I don't understand what you are talking about here. What do you mean by "recursive scan"? PEID traversed the entire installation directory including plugin subfolders, etc. That module was not flaged.

Quote:
[Originally Posted by hobferret]You will find there is 1 more file packed with VB which can easily be resolved by renaming it to something PEID will recognise, when you find it load it into Olly and unpack it

But i do know which file is packed already! And why should i rename it to anything it order for PEID to pick it up? I thought it scaned files base on having valid PE structrure, not extension!

Quote:
[Originally Posted by hobferret]It does seem that you have the IAT correct so just play with the remaining file which for some reason is called twice.

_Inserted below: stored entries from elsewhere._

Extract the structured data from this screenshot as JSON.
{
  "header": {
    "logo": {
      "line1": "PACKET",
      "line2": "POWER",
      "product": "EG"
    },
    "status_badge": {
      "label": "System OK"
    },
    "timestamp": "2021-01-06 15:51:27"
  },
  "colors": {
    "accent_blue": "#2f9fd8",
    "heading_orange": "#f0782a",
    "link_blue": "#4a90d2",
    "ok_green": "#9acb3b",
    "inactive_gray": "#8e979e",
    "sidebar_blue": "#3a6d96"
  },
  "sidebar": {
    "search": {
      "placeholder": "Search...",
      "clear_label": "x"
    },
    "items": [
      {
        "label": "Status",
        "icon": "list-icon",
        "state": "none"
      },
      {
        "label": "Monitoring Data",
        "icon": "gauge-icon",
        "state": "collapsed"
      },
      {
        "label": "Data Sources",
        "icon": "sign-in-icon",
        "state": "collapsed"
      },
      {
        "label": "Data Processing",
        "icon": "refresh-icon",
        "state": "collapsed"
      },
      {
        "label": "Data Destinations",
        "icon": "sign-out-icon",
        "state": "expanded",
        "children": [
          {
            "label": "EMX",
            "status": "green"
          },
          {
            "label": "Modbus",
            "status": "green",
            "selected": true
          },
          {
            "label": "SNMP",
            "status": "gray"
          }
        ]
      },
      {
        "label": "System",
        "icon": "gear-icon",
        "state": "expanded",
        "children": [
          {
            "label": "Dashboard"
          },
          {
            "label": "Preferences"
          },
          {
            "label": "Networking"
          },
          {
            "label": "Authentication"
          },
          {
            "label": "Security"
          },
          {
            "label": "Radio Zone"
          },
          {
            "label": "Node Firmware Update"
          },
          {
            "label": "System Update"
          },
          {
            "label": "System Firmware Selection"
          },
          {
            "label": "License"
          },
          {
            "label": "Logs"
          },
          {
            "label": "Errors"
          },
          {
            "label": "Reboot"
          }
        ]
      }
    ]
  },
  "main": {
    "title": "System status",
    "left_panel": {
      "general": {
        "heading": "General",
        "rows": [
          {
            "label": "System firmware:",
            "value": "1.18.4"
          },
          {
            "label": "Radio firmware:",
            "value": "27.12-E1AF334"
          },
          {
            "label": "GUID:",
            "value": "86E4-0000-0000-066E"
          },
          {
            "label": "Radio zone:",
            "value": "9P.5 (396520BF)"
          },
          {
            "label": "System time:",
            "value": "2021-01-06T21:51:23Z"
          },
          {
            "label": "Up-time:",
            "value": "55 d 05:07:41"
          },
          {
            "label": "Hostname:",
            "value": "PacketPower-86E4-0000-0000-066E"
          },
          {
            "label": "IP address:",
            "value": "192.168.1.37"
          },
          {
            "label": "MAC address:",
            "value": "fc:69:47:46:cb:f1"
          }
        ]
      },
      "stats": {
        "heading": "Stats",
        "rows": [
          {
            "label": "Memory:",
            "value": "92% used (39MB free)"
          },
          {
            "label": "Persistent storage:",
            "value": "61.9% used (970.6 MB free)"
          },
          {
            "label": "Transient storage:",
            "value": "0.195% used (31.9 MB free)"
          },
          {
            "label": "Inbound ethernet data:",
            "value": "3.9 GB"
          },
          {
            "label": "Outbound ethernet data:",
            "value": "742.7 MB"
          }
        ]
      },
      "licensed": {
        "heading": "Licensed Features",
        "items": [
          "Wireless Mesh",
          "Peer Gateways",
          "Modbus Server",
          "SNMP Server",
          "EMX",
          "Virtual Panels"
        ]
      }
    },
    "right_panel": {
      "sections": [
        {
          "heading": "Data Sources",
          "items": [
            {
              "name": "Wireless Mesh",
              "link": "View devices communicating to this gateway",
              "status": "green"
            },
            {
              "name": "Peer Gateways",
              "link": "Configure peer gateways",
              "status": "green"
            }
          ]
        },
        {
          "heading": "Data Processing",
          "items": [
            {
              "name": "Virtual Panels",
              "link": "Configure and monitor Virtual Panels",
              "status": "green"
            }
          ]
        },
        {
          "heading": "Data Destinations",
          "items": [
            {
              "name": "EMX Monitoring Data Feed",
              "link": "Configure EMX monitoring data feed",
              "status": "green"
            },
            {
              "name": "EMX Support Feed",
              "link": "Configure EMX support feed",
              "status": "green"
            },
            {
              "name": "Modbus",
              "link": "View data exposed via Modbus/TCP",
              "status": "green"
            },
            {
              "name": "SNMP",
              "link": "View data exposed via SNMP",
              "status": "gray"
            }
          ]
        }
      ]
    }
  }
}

Yes, i do have the IAT correct, since everything is working! And there is no file that gets called twice! Please re-read my posts.

hobferret
November 14th, 2004, 13:33
NO COMMENT

And there is a file that gets called twice - unless you have a different program - although I gotten hold of where you pointed me

BTW rename it to something that Olly will recognise not PEID, my mistake coz I am a thick bas**rd

Obviously I can't help you anymore coz you know everything

/hobferret - who is quite obviously thick

psy_gr
November 15th, 2004, 06:08
This was of academic nature anyway. If i pursue it further, i'll keep in mind the pointers givenin this thread, and perhaps post back my progress. Thanks for everyone's valuable contribution, and yours in particular. Sorry if i snaped and pissed you off in the end. My bad. I should have been more patient, since i am a newcomer after all. That said, add what you wish. Regards.